In der griechischen Grenzstadt Kastanies ging Bereitschaftspolizei mit Tränengas gegen Migranten vor, die aus der Türkei ins Land gelangen wollten. Das zeigten Bilder des Senders Skai TV. Migranten schleuderten Steine in Richtung der Polizisten. In einer Pufferzone zwischen den Grenzposten befanden sich nach Worten eines Augenzeugen etwa 500 Menschen. „Es wurden mehr als 4.000 illegale Grenzüberschreitungen abgewendet“, berichtete Regierungssprecher Stelios Petsas am Samstag im griechischen Staatsfernsehen ERT nach einer Krisensitzung unter Vorsitz von Regierungschef Kyriakos Mitsotakis.
Ähnlich hat sich auch Bulgarien positioniert. Ministerpräsident Boiko Borissow sagte, bisher gebe es zwar keinen Migrationsdruck an der Grenze zur Türkei. Nun müsse aber schnell gehandelt werden. Spätestens bis Donnerstag müsse die Türkei mit den notwendigen Mitteln versorgt werden, damit sie die Migranten zurücknehmen und sich um diese kümmern könne. Er werde Erdogan am Montag treffen.
Der griechische Außenminister Nikos Dendias beantragte eine Sondersitzung der EU-Außenminister. Diese wollten am Donnerstag bei einem schon zuvor angesetzten informellen Treffen in der kroatischen Hauptstadt Zagreb darüber beraten, hieß es aus EU-Kreisen. Außenminister Alexander Schallenberg (ÖVP) wird daran teilnehmen. Er bat am Freitagnachmittag außerdem den türkischen Botschafter Ozan Ceyhun zu einem Gespräch. „Es ist essenziell, dass die Türkei ihren Teil des EU-Türkei-Flüchtlingsabkommens einhält“, erklärte Schallenberg, der auch mit seinen Amtskollegen Dendias und Ekaterina Sachariewa (Bulgarien) telefonierte. Er versicherte, „dass man die Griechen in dieser Situation nicht alleine lassen würde“.

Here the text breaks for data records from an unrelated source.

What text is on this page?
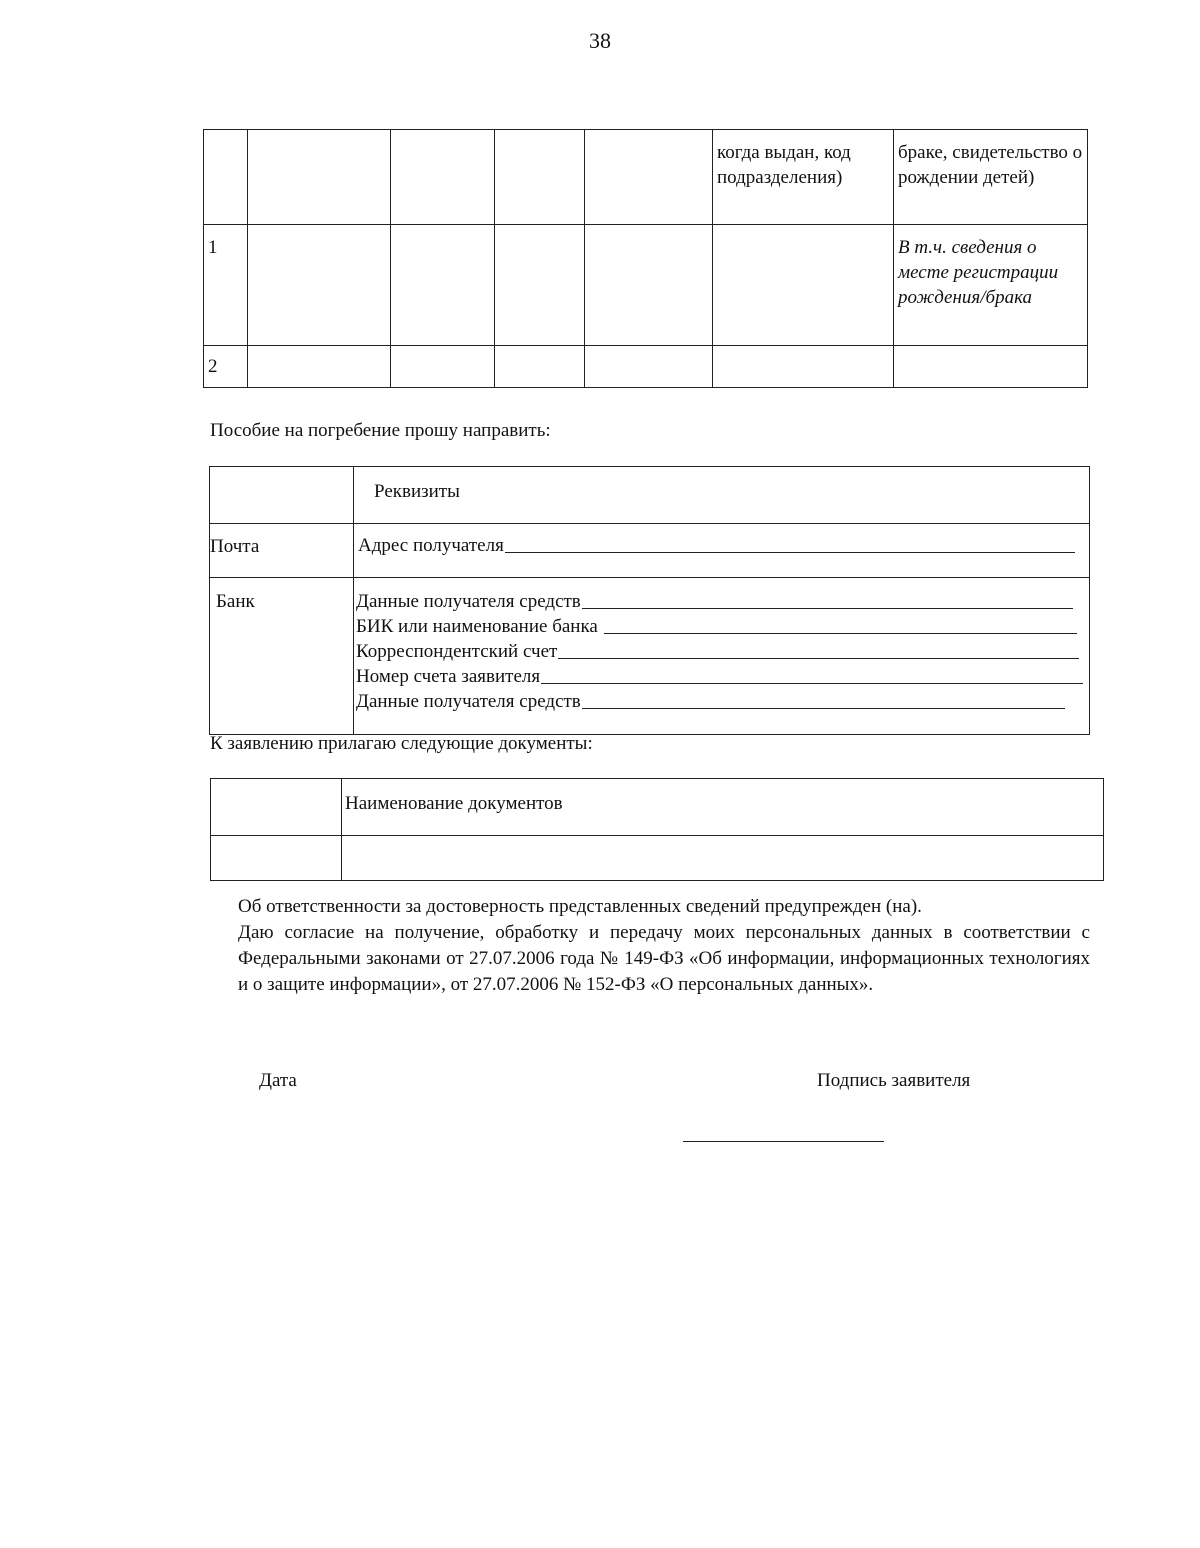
38
					когда выдан, код подразделения)	браке, свидетельство о рождении детей)
1						В т.ч. сведения о месте регистрации рождения/брака
2						
Пособие на погребение прошу направить:
	Реквизиты
Почта	Адрес получателя

Банк	Данные получателя средств
БИК или наименование банка
Корреспондентский счет
Номер счета заявителя
Данные получателя средств
К заявлению прилагаю следующие документы:
	Наименование документов

Об ответственности за достоверность представленных сведений предупрежден (на).

Даю согласие на получение, обработку и передачу моих персональных данных в соответствии с Федеральными законами от 27.07.2006 года № 149-ФЗ «Об информации, информационных технологиях и о защите информации», от 27.07.2006 № 152-ФЗ «О персональных данных».

Дата	Подпись заявителя
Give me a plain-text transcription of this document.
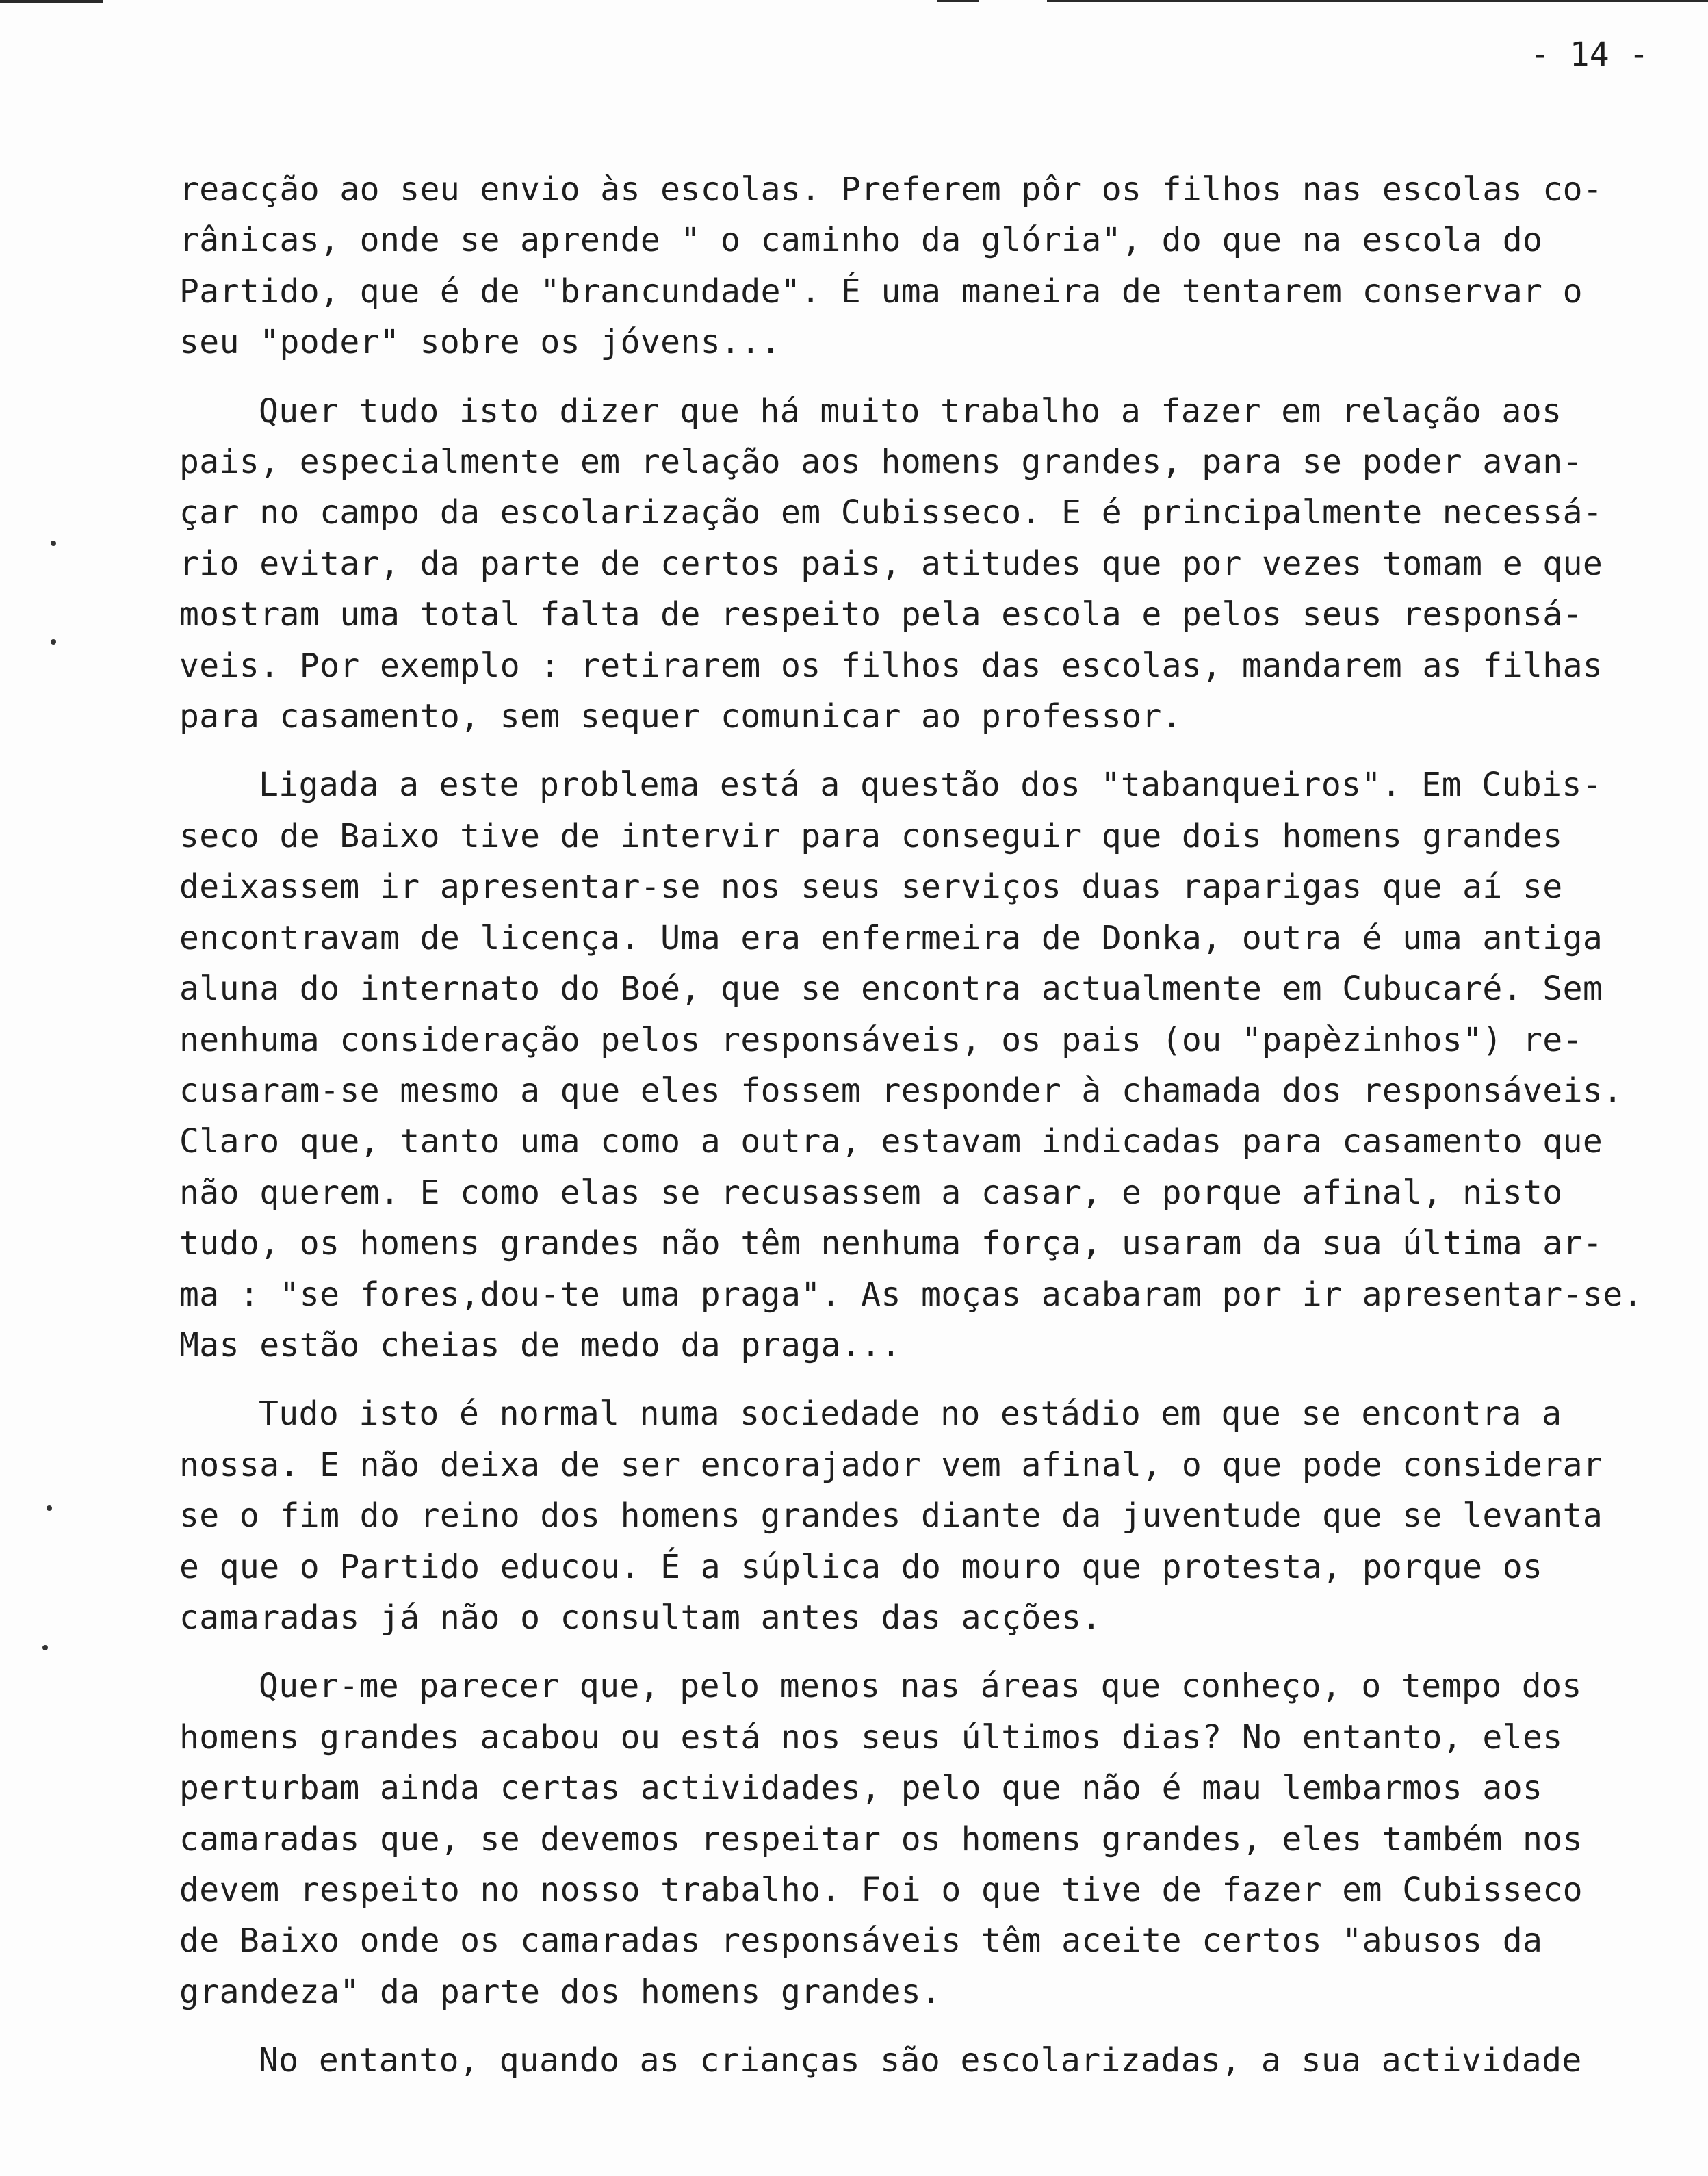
- 14 -
reacção ao seu envio às escolas. Preferem pôr os filhos nas escolas co-
rânicas, onde se aprende " o caminho da glória", do que na escola do
Partido, que é de "brancundade". É uma maneira de tentarem conservar o
seu "poder" sobre os jóvens...
Quer tudo isto dizer que há muito trabalho a fazer em relação aos
pais, especialmente em relação aos homens grandes, para se poder avan-
çar no campo da escolarização em Cubisseco. E é principalmente necessá-
rio evitar, da parte de certos pais, atitudes que por vezes tomam e que
mostram uma total falta de respeito pela escola e pelos seus responsá-
veis. Por exemplo : retirarem os filhos das escolas, mandarem as filhas
para casamento, sem sequer comunicar ao professor.
Ligada a este problema está a questão dos "tabanqueiros". Em Cubis-
seco de Baixo tive de intervir para conseguir que dois homens grandes
deixassem ir apresentar-se nos seus serviços duas raparigas que aí se
encontravam de licença. Uma era enfermeira de Donka, outra é uma antiga
aluna do internato do Boé, que se encontra actualmente em Cubucaré. Sem
nenhuma consideração pelos responsáveis, os pais (ou "papèzinhos") re-
cusaram-se mesmo a que eles fossem responder à chamada dos responsáveis.
Claro que, tanto uma como a outra, estavam indicadas para casamento que
não querem. E como elas se recusassem a casar, e porque afinal, nisto
tudo, os homens grandes não têm nenhuma força, usaram da sua última ar-
ma : "se fores,dou-te uma praga". As moças acabaram por ir apresentar-se.
Mas estão cheias de medo da praga...
Tudo isto é normal numa sociedade no estádio em que se encontra a
nossa. E não deixa de ser encorajador vem afinal, o que pode considerar
se o fim do reino dos homens grandes diante da juventude que se levanta
e que o Partido educou. É a súplica do mouro que protesta, porque os
camaradas já não o consultam antes das acções.
Quer-me parecer que, pelo menos nas áreas que conheço, o tempo dos
homens grandes acabou ou está nos seus últimos dias? No entanto, eles
perturbam ainda certas actividades, pelo que não é mau lembarmos aos
camaradas que, se devemos respeitar os homens grandes, eles também nos
devem respeito no nosso trabalho. Foi o que tive de fazer em Cubisseco
de Baixo onde os camaradas responsáveis têm aceite certos "abusos da
grandeza" da parte dos homens grandes.
No entanto, quando as crianças são escolarizadas, a sua actividade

Auf den Höhepunkt der Flüchtlingskrise waren 2015 fast eine Million Flüchtlinge und Migranten von der Türkei aus auf die griechischen Inseln gelangt. Damals schloss die EU mit der Türkei ein Abkommen, um den Zustrom nach Europa einzudämmen. In den vergangenen Jahren nahm die Türkei 3,7 Millionen Flüchtlinge aus dem syrischen Bürgerkrieg auf und hinderte sie gemäß dem Flüchtlingsdeal an der Weiterreise. Dies hat sich aber offenbar geändert. Jüngst kündigte die Regierung in Ankara an, dass sie von nun an die Migranten auf ihrem Weg nach Europa nicht mehr aufhalten werde. Die von Russland unterstützte Militäroffensive der syrischen Regierung gegen Rebellen im Nordwesten des Landes hat dazu geführt, dass seit Dezember etwa eine Million Zivilisten vertrieben wurden. Es handelt sich vermutlich um die schwerste humanitäre Krise seit Ausbruch des Bürgerkriegs.
Österreich will angesichts der neuen Entwicklungen im Bedarfsfall den Grenzschutz verstärken. „Wenn der Schutz der EU-Außengrenze nicht gelingen sollte, dann wird Österreich seine Grenzen schützen.“ Eine Situation wie „2015 darf sich keinesfalls wiederholen“, sagte Bundeskanzler Sebastian Kurz (ÖVP). Österreich sei bereit, die Länder an der EU- Außengrenze mit zusätzlichen Polizisten zu unterstützen. Ziel müsse es sein, die Migranten bereits an der EU-Außengrenze zu stoppen. Österreich sei ständig in Kontakt mit den anderen Partnern der EU und entlang der westlichen Balkan-Route.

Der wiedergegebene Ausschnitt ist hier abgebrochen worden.